Pentagon spokesperson Lt. Col. Carla Gleason told CNN that the policy isn’t a ban on trans servicepeople and that the Department of Defense treats “all transgender persons with respect and dignity.”
“It is critical that DoD be permitted to implement personnel policies that it determines are necessary to ensure the most lethal and combat effective fighting force in the world,” Gleason said. “DoD’s proposed policy is based on professional military judgment and will ensure that the U.S. Armed Forces remain the most lethal and combat effective fighting force in the world.”
LGBTQ groups disagree.
“Allowing Donald Trump and Mike Pence’s transgender troop ban to go into effect harms both transgender service members and our national security,” said Human Rights Campaign National Press Secretary Sarah McBride. “Today’s decision thrusts this administration’s discriminatory agenda onto a military that clearly doesn’t want it and does so at the expense of transgender people’s careers and service.”

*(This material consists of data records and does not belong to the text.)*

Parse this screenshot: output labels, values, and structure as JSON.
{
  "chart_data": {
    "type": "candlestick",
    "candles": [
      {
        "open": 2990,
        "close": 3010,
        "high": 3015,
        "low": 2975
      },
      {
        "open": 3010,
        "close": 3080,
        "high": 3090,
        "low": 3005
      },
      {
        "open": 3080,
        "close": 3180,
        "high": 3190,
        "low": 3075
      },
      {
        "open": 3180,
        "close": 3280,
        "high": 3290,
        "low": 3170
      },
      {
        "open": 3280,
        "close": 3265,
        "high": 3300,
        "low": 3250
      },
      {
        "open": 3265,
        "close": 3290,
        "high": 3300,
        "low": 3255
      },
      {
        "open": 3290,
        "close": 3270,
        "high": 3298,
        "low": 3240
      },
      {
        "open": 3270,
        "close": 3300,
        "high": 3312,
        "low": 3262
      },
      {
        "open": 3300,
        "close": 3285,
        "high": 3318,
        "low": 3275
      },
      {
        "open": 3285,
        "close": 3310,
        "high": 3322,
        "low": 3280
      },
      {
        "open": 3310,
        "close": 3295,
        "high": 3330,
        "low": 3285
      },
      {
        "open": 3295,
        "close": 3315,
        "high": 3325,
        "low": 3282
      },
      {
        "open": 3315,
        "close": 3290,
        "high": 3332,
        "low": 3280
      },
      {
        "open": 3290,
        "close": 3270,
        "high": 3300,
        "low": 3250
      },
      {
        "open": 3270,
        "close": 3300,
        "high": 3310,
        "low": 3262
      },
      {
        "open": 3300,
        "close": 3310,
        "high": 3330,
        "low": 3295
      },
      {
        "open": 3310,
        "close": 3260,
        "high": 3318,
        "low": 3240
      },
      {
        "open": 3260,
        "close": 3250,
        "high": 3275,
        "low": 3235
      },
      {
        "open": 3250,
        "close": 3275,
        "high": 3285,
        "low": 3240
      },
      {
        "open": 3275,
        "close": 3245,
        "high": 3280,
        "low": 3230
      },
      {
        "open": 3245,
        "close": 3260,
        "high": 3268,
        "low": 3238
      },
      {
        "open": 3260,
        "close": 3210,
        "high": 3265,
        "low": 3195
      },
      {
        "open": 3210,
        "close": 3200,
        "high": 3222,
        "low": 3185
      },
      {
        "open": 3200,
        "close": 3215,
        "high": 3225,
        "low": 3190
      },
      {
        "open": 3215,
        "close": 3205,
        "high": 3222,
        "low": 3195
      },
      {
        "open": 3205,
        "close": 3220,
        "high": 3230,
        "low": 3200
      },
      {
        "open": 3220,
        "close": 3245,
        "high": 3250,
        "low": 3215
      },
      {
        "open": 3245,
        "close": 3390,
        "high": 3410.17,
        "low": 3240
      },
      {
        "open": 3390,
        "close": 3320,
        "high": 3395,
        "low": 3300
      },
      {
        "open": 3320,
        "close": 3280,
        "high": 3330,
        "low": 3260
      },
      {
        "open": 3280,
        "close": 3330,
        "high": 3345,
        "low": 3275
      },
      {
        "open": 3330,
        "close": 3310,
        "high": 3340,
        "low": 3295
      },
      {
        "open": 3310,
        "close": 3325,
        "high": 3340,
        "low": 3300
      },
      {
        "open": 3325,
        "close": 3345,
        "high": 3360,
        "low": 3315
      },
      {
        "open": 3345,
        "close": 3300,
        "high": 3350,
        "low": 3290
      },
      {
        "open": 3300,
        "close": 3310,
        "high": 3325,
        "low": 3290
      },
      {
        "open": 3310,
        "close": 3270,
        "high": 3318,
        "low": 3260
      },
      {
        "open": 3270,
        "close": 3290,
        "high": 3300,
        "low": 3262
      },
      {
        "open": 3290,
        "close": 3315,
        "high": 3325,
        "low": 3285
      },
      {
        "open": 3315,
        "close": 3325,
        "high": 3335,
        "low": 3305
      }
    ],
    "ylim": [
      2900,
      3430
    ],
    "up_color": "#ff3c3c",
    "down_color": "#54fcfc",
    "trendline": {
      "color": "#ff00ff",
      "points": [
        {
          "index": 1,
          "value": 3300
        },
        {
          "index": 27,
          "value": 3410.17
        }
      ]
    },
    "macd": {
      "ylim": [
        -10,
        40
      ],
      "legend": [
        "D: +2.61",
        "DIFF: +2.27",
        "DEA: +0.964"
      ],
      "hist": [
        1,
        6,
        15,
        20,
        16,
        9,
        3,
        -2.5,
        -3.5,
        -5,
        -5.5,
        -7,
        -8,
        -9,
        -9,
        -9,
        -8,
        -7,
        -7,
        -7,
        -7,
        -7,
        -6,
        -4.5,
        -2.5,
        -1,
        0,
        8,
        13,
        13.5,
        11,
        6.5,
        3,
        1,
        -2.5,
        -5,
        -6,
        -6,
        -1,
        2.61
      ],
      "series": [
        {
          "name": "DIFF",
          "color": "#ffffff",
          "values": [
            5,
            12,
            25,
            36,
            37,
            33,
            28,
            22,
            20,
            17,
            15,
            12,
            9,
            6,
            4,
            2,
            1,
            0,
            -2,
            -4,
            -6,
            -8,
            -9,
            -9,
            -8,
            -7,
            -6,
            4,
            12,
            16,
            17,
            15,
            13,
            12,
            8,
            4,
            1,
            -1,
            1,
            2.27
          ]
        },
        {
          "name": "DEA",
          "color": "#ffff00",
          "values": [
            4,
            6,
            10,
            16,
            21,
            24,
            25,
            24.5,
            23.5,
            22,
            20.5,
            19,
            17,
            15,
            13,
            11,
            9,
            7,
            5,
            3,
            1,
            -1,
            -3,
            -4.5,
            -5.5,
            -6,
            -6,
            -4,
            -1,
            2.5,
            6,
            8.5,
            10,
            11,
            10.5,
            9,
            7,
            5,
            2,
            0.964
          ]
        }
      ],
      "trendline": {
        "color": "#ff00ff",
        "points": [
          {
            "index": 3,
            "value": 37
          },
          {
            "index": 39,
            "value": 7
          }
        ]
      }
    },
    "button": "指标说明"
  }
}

President Trump first introduced the policy on Twitter in 2017. “Our military must be focused on decisive and overwhelming victory and cannot be burdened with the tremendous medical costs and disruption that transgender in the military would entail,” he wrote.
This move is a reversal of an Obama-era policy which allowed transgender individuals to openly serve as well as obtain funding for gender-affirming surgery.
“We had an inclusive policy for almost three years,” said the director of the Palm Center, an independent research institute that has conducted research on sexual minorities in the military, Aaron Belkin. “What today’s ruling enables is the whipsawing of policy, back and forth.”